32. D'un enseignement à l'autre
Le froid glacial avait fait place à une épaisse couche de neige en à peine quelques jours. Toujours un peu inquiet, à guetter que rien ne puisse infecter Lilith, Père Gabriel lui avait demandé de limiter ses sorties au strict nécessaire ; les promenades de Messi et les repas au réfectoire.
Afin de lui rendre le temps moins long, mais aussi de lui montrer que ses paroles n’étaient pas vaines, il la gardait auprès de lui, à l’infirmerie. La laissant faire connaissance avec cette part de lui-même, avec Docteur Cargent. Elle découvrait son univers, entre les lits, les soins et les patients.
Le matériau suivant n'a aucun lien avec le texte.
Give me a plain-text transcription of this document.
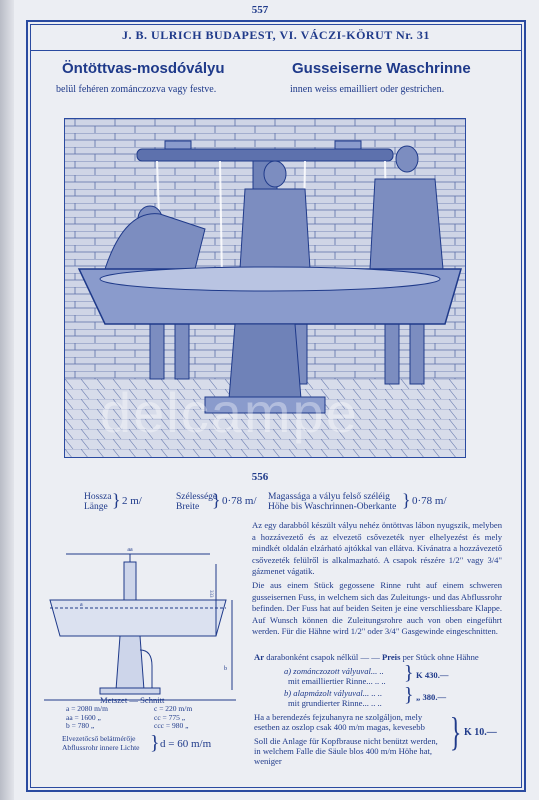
557
J. B. ULRICH BUDAPEST, VI. VÁCZI-KÖRUT Nr. 31
Öntöttvas-mosdóvályu
belül fehéren zománczozva vagy festve.
Gusseiserne Waschrinne
innen weiss emailliert oder gestrichen.
delcampe
556
Hossza
Länge } 2 m/	Szélessége
Breite } 0·78 m/ Magassága a vályu felső széléig
Höhe bis Waschrinnen-Oberkante } 0·78 m/
Az egy darabból készült vályu nehéz öntöttvas lábon nyugszik, melyben a hozzávezető és az elvezető csővezeték nyer elhelyezést és mely mindkét oldalán elzárható ajtókkal van ellátva. Kívánatra a hozzávezető csővezeték felülről is alkalmazható. A csapok részére 1/2" vagy 3/4" gázmenet vágatik.
Die aus einem Stück gegossene Rinne ruht auf einem schweren gusseisernen Fuss, in welchem sich das Zuleitungs- und das Abflussrohr befinden. Der Fuss hat auf beiden Seiten je eine verschliessbare Klappe. Auf Wunsch können die Zuleitungsrohre auch von oben eingeführt werden. Für die Hähne wird 1/2" oder 3/4" Gasgewinde eingeschnitten.
Ar darabonként csapok nélkül — — Preis per Stück ohne Hähne
a) zománczozott vályuval... ..
mit emailliertier Rinne... .. .. } K 430.—
b) alapmázolt vályuval... .. ..
mit grundierter Rinne... .. .. } „ 380.—
Ha a berendezés fejzuhanyra ne szolgáljon, mely esetben az oszlop csak 400 m/m magas, kevesebb
Soll die Anlage für Kopfbrause nicht benützt werden, in welchem Falle die Säule blos 400 m/m Höhe hat, weniger
} K 10.—
aa
333
a
b
Metszet — Schnitt
a = 2080 m/m
aa = 1600 „
b = 780 „
c = 220 m/m
cc = 775 „
ccc = 980 „
Elvezetőcső belátmérője
Abflussrohr innere Lichte } d = 60 m/m
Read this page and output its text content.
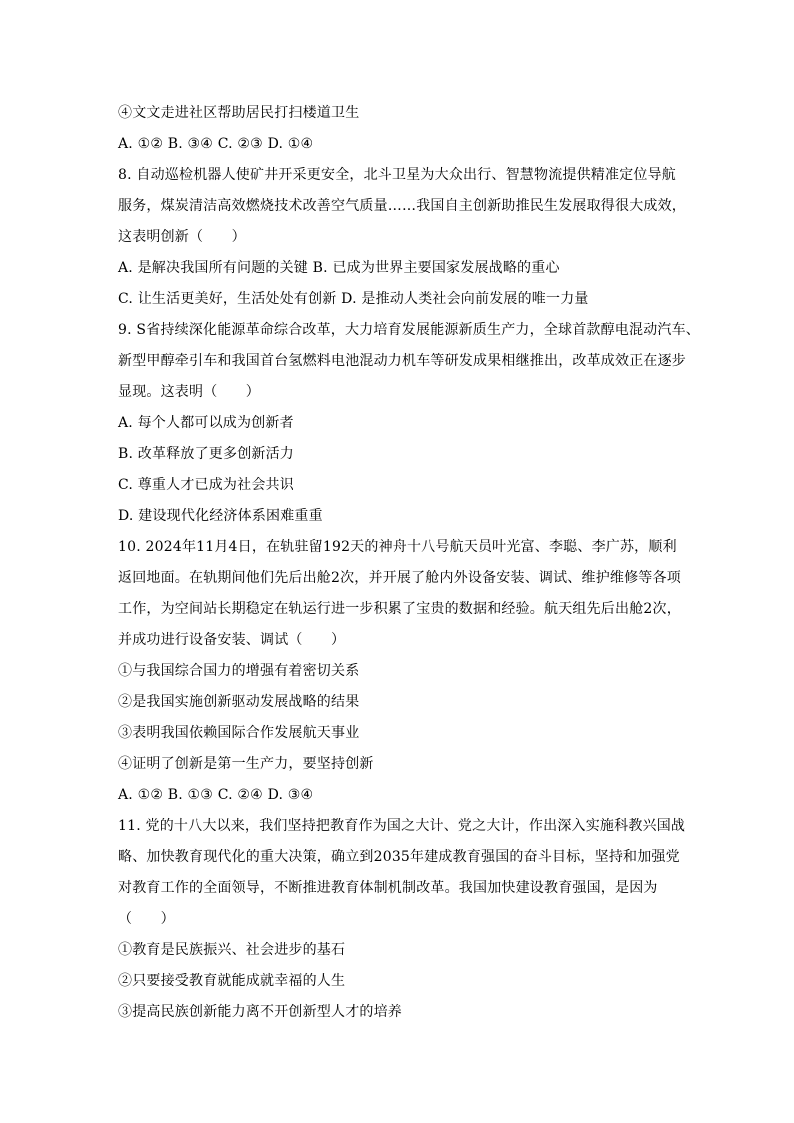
④文文走进社区帮助居民打扫楼道卫生
A. ①② B. ③④ C. ②③ D. ①④
8. 自动巡检机器人使矿井开采更安全，北斗卫星为大众出行、智慧物流提供精准定位导航
服务，煤炭清洁高效燃烧技术改善空气质量……我国自主创新助推民生发展取得很大成效，
这表明创新（　　）
A. 是解决我国所有问题的关键 B. 已成为世界主要国家发展战略的重心
C. 让生活更美好，生活处处有创新 D. 是推动人类社会向前发展的唯一力量
9. S省持续深化能源革命综合改革，大力培育发展能源新质生产力，全球首款醇电混动汽车、
新型甲醇牵引车和我国首台氢燃料电池混动力机车等研发成果相继推出，改革成效正在逐步
显现。这表明（　　）
A. 每个人都可以成为创新者
B. 改革释放了更多创新活力
C. 尊重人才已成为社会共识
D. 建设现代化经济体系困难重重
10. 2024年11月4日，在轨驻留192天的神舟十八号航天员叶光富、李聪、李广苏，顺利
返回地面。在轨期间他们先后出舱2次，并开展了舱内外设备安装、调试、维护维修等各项
工作，为空间站长期稳定在轨运行进一步积累了宝贵的数据和经验。航天组先后出舱2次，
并成功进行设备安装、调试（　　）
①与我国综合国力的增强有着密切关系
②是我国实施创新驱动发展战略的结果
③表明我国依赖国际合作发展航天事业
④证明了创新是第一生产力，要坚持创新
A. ①② B. ①③ C. ②④ D. ③④
11. 党的十八大以来，我们坚持把教育作为国之大计、党之大计，作出深入实施科教兴国战
略、加快教育现代化的重大决策，确立到2035年建成教育强国的奋斗目标，坚持和加强党
对教育工作的全面领导，不断推进教育体制机制改革。我国加快建设教育强国，是因为
（　　）
①教育是民族振兴、社会进步的基石
②只要接受教育就能成就幸福的人生
③提高民族创新能力离不开创新型人才的培养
Il aurait cru qu’elle se lasse vite de son quotidien, parfois morose, voire franchement abject, mais Lilith y évoluait avec grâce et naturel.
Elle était la lumière des patients qui s’y trouvaient. Non seulement des soldats, mais aussi des souffrants venus des villages alentours. Les visages s’éclairaient à la vue de l’enfant, oubliant leurs maux et leurs tourments. Sa voix douce et pleine de vie les berçait de sa gaité, semant réconfort et chaleur dans leur cœur meurtri. Son sourire innocent illuminait leur journée. Ses attentions délicates, pour chacun, leur rendaient la force de se battre. Elle était l’espoir des civils et des militaires.
Lorsque les journées étaient calmes, elle leur lisait les livres qu’elle trouvait dans la bibliothèque du Père Gabriel. Les jours plus mouvementés elle l’aidait, dans la mesure de ses moyens, en le soulageant des patients atteints de troubles mineurs dont elle pouvait elle-même assurer les soins à force d’observation. Un jour qu’elle finissait la lecture dans le dortoir, où régnait un silence religieux, le Docteur Cargent vint la trouver, ses patients n’avaient plus besoin d’eux, pour le moment.
- Et maintenant ? Demanda-t-elle.
- Et maintenant, tu as une promesse à tenir.
Elle leva les yeux sur lui, sans comprendre.
- N’avais-tu pas donné ta parole à Elwinn de lui écrire ? Sourit-il. Je n’ai plus rien à t’enseigner de l’art de la lecture. Que dirais-tu de commencer à apprendre celui de l’écriture ?
Elle lui sourit. Malgré toutes ses obligations, il n’avait pas oublié.